Back to the question, why do we teach origins at all? It seems that it has almost no practical value. In fact it appears to me that it is a total waste of time. So why are people so adamant that evolution be taught or creation be taught? Ken Ham is right is his analysis to this question. The reason that we teach creation or evolution is that they each reinforce a world view. And that world view is the filter through which all other learning takes place.

Biblical Creationism and Intelligent Design reinforce the idea that there is a creator God. There is meaning and purpose to our existence; we are not just a complex set of chemical reactions. There is a God who created us and we are responsible to Him. If we are to understand creation then we must understand the creator. The convers is also true we can enter into a better understanding of God by understanding His creation and what it teaches us about Him. Stated differently, “the fear of the Lord is the beginning of knowledge”. Following closely on creation is the fall of man. Man is a fallen and sinful creature desperately in need of a savior. Without God and the work of Jesus we are utterly lost.

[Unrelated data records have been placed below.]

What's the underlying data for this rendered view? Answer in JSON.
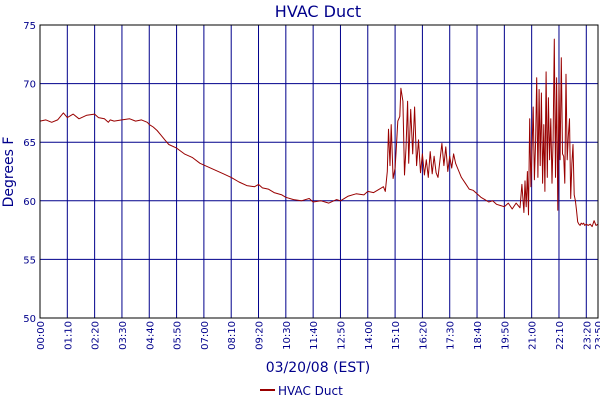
{
  "chart_data": {
    "type": "line",
    "title": "HVAC Duct",
    "xlabel": "03/20/08 (EST)",
    "ylabel": "Degrees F",
    "ylim": [
      50,
      75
    ],
    "xlim_minutes": [
      0,
      1430
    ],
    "yticks": [
      50,
      55,
      60,
      65,
      70,
      75
    ],
    "xtick_minutes": [
      0,
      70,
      140,
      210,
      280,
      350,
      420,
      490,
      560,
      630,
      700,
      770,
      840,
      910,
      980,
      1050,
      1120,
      1190,
      1260,
      1330,
      1400,
      1430
    ],
    "xtick_labels": [
      "00:00",
      "01:10",
      "02:20",
      "03:30",
      "04:40",
      "05:50",
      "07:00",
      "08:10",
      "09:20",
      "10:30",
      "11:40",
      "12:50",
      "14:00",
      "15:10",
      "16:20",
      "17:30",
      "18:40",
      "19:50",
      "21:00",
      "22:10",
      "23:20",
      "23:50"
    ],
    "grid": true,
    "legend_position": "bottom-center",
    "colors": {
      "series": "#990000",
      "axis_text": "#00008B",
      "grid": "#00008B",
      "frame": "#000000"
    },
    "series": [
      {
        "name": "HVAC Duct",
        "x_minutes": [
          0,
          15,
          30,
          45,
          55,
          60,
          70,
          85,
          100,
          120,
          140,
          150,
          165,
          175,
          180,
          190,
          210,
          230,
          245,
          260,
          275,
          280,
          290,
          300,
          310,
          320,
          330,
          350,
          370,
          390,
          410,
          430,
          450,
          470,
          490,
          510,
          530,
          550,
          560,
          570,
          585,
          600,
          620,
          630,
          650,
          670,
          690,
          700,
          720,
          740,
          760,
          770,
          790,
          810,
          830,
          840,
          855,
          870,
          880,
          885,
          890,
          893,
          897,
          900,
          905,
          910,
          913,
          917,
          922,
          925,
          930,
          934,
          938,
          942,
          945,
          950,
          955,
          960,
          965,
          970,
          975,
          980,
          985,
          990,
          995,
          1000,
          1005,
          1010,
          1015,
          1020,
          1025,
          1030,
          1035,
          1040,
          1045,
          1050,
          1055,
          1060,
          1065,
          1070,
          1080,
          1090,
          1100,
          1110,
          1120,
          1130,
          1140,
          1150,
          1160,
          1170,
          1180,
          1190,
          1200,
          1210,
          1220,
          1230,
          1235,
          1240,
          1243,
          1246,
          1249,
          1252,
          1255,
          1258,
          1261,
          1264,
          1267,
          1270,
          1273,
          1276,
          1279,
          1282,
          1285,
          1288,
          1291,
          1294,
          1297,
          1300,
          1303,
          1306,
          1309,
          1312,
          1315,
          1318,
          1321,
          1324,
          1327,
          1330,
          1333,
          1336,
          1339,
          1342,
          1345,
          1348,
          1351,
          1354,
          1357,
          1360,
          1363,
          1366,
          1369,
          1372,
          1375,
          1378,
          1381,
          1384,
          1387,
          1390,
          1393,
          1396,
          1400,
          1405,
          1410,
          1415,
          1420,
          1425,
          1430
        ],
        "values": [
          66.8,
          66.9,
          66.7,
          66.9,
          67.3,
          67.5,
          67.1,
          67.4,
          67.0,
          67.3,
          67.4,
          67.1,
          67.0,
          66.7,
          66.9,
          66.8,
          66.9,
          67.0,
          66.8,
          66.9,
          66.7,
          66.5,
          66.3,
          66.0,
          65.6,
          65.2,
          64.8,
          64.5,
          64.0,
          63.7,
          63.2,
          62.9,
          62.6,
          62.3,
          62.0,
          61.6,
          61.3,
          61.2,
          61.4,
          61.1,
          61.0,
          60.7,
          60.5,
          60.3,
          60.1,
          60.0,
          60.2,
          59.9,
          60.0,
          59.8,
          60.1,
          60.0,
          60.4,
          60.6,
          60.5,
          60.8,
          60.7,
          61.0,
          61.2,
          60.8,
          62.5,
          66.1,
          63.0,
          66.5,
          61.9,
          62.8,
          64.5,
          66.8,
          67.2,
          69.6,
          68.5,
          62.2,
          64.5,
          68.5,
          63.2,
          67.8,
          64.0,
          68.0,
          63.0,
          65.2,
          62.4,
          64.0,
          62.2,
          63.5,
          62.0,
          64.2,
          62.3,
          63.8,
          62.4,
          62.0,
          63.5,
          64.9,
          63.0,
          64.6,
          62.5,
          63.8,
          62.8,
          64.0,
          63.2,
          62.8,
          62.0,
          61.5,
          61.0,
          60.9,
          60.6,
          60.3,
          60.1,
          59.9,
          60.0,
          59.7,
          59.6,
          59.5,
          59.8,
          59.3,
          59.8,
          59.4,
          61.4,
          59.0,
          61.7,
          59.5,
          62.5,
          58.8,
          67.0,
          61.2,
          64.5,
          68.0,
          61.8,
          65.0,
          70.5,
          62.0,
          69.5,
          63.0,
          69.2,
          61.5,
          66.5,
          60.8,
          71.0,
          62.0,
          68.8,
          63.5,
          67.0,
          61.5,
          65.2,
          73.8,
          62.0,
          70.5,
          59.2,
          70.0,
          63.5,
          72.2,
          64.0,
          63.8,
          61.5,
          70.8,
          63.5,
          65.5,
          67.0,
          60.2,
          63.2,
          64.8,
          60.5,
          60.0,
          59.2,
          58.2,
          58.0,
          57.9,
          58.1,
          58.0,
          58.1,
          57.9,
          58.0,
          57.9,
          58.0,
          57.8,
          58.3,
          57.9,
          58.0
        ]
      }
    ]
  }
}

Evolution reinforces the principles of humanism and naturalism. The universe has come into being through natural means. There is no evidence of a creator, there is no need for a creator as an explanation of anything that we know. Everything that we know and can know is found through what we can observe in the natural universe. There is no spiritual realm at all. Based on the laws of evolution everything is improving and moving toward levels of higher complexity. Mankind is the pinnacle of evolution; we are at the top and we are responsible only to ourselves. God is non-existent or irrelevant. In the words of the humanist, “Man is the measure of all things”.

So that is it in a nutshell. The only reason to teach origins is to establish a world view. The Christian wants to teach creation to establish a Christian World View, where we are responsible to God. The Evolutionist wants to teach evolution, where we are only responsible to ourselves.

What do you think? Should we teach Creation, should we teach Evolution or should we just stop teaching origins at all and let the students bring their own world view into the classroom?